Structural properties and mutation patterns of anti-nucleosome monoclonal antibodies are similar to those of anti-DNA antibodies.

Four monoclonal antibodies (mAb) derived from an (NZB x NZW)F1 mouse bound to nucleosomes, total histones and to the H2A-H2B dimers but not to individual histones or DNA. Sequencing of their heavy (H)- and light (L)-chain variable region genes showed that they derived by somatic mutations from the same B cell precursor. The distribution of negatively and positively charged amino acids in the H-chain complementarity-determining regions was very similar to that observed not only in anti-H2A-H2B mAb derived from different lupus-prone mouse strains but also in anti-DNA mAb. Combined analysis of the mAb structures and their interactions with immobilized H2A-H2B dimer or total histones by plasmon resonance allowed us to assign the H-chain mutations a major role in the binding profiles of these anti-nucleosome mAb.
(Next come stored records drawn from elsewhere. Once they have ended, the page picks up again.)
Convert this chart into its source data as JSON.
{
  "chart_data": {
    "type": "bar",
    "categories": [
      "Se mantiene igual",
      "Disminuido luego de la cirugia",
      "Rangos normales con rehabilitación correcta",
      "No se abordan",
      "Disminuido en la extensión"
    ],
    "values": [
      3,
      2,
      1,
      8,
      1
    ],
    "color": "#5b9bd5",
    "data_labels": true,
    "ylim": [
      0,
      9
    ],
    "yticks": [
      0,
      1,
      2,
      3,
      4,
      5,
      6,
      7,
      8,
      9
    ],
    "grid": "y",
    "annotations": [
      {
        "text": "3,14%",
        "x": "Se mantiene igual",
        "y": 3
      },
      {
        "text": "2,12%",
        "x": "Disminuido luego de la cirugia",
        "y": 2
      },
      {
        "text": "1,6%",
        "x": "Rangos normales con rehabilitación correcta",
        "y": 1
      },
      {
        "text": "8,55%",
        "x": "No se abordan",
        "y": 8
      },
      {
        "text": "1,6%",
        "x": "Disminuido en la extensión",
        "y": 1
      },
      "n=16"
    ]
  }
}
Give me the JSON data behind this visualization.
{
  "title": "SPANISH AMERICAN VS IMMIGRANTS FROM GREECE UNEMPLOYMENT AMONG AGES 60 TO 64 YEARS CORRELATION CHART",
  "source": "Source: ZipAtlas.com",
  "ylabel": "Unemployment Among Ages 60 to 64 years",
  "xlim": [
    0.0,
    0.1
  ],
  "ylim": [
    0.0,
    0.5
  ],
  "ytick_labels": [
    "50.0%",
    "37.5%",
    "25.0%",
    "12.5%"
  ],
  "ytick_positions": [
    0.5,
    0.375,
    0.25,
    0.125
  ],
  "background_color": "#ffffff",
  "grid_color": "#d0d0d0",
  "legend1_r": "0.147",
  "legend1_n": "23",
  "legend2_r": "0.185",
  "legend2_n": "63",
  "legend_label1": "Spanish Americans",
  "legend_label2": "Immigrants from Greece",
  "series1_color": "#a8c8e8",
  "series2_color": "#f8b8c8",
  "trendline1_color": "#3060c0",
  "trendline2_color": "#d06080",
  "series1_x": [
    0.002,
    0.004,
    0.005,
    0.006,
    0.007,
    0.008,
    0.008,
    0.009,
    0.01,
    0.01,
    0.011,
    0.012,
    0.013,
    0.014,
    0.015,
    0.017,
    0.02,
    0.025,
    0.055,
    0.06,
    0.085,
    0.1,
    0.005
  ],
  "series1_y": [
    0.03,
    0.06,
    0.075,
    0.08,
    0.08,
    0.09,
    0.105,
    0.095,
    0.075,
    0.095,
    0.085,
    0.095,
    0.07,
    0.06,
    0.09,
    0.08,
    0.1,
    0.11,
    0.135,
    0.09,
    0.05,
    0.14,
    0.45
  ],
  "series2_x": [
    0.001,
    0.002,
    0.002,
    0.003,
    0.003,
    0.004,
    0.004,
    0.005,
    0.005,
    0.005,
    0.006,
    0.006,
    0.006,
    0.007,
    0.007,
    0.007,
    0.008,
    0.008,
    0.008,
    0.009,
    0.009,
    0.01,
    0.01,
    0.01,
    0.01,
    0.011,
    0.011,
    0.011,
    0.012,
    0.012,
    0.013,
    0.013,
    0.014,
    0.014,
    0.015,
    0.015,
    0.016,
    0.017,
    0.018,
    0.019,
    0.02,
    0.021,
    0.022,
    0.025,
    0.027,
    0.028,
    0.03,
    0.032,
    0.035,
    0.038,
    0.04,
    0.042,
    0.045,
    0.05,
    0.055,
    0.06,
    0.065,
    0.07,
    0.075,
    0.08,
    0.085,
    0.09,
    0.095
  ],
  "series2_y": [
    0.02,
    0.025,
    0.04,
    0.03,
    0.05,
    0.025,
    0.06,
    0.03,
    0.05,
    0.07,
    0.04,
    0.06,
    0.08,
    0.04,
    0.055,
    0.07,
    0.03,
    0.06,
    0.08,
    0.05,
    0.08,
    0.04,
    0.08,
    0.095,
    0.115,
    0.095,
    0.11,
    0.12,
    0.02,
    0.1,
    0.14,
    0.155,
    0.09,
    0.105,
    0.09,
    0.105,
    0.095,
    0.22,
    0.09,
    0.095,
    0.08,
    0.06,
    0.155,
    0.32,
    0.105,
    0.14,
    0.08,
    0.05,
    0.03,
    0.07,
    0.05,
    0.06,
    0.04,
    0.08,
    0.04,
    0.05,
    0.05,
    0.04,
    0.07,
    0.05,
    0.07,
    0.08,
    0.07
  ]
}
Interestingly, four of the five H-chain mutations that distinguished mAb 3F6 from 2E1 generated negatively or positively charged amino acid residues, and two of them occurred at positions 56 and 76, which are frequently involved in the maturation process of anti-DNA antibodies. A modeling study of the 3F6 variable fragment (Fv) predicted that acidic residues occupy the cleft of the Ab combining site and have the potential to participate in electrostatic interactions. Thus, the demonstration that (NZB x NZW)F1-derived anti-H2A-H2B antibodies share certain structural features and mutation patterns with anti-DNA mAb suggest that common selection and maturation processes account for the production of these lupus-related autoantibodies.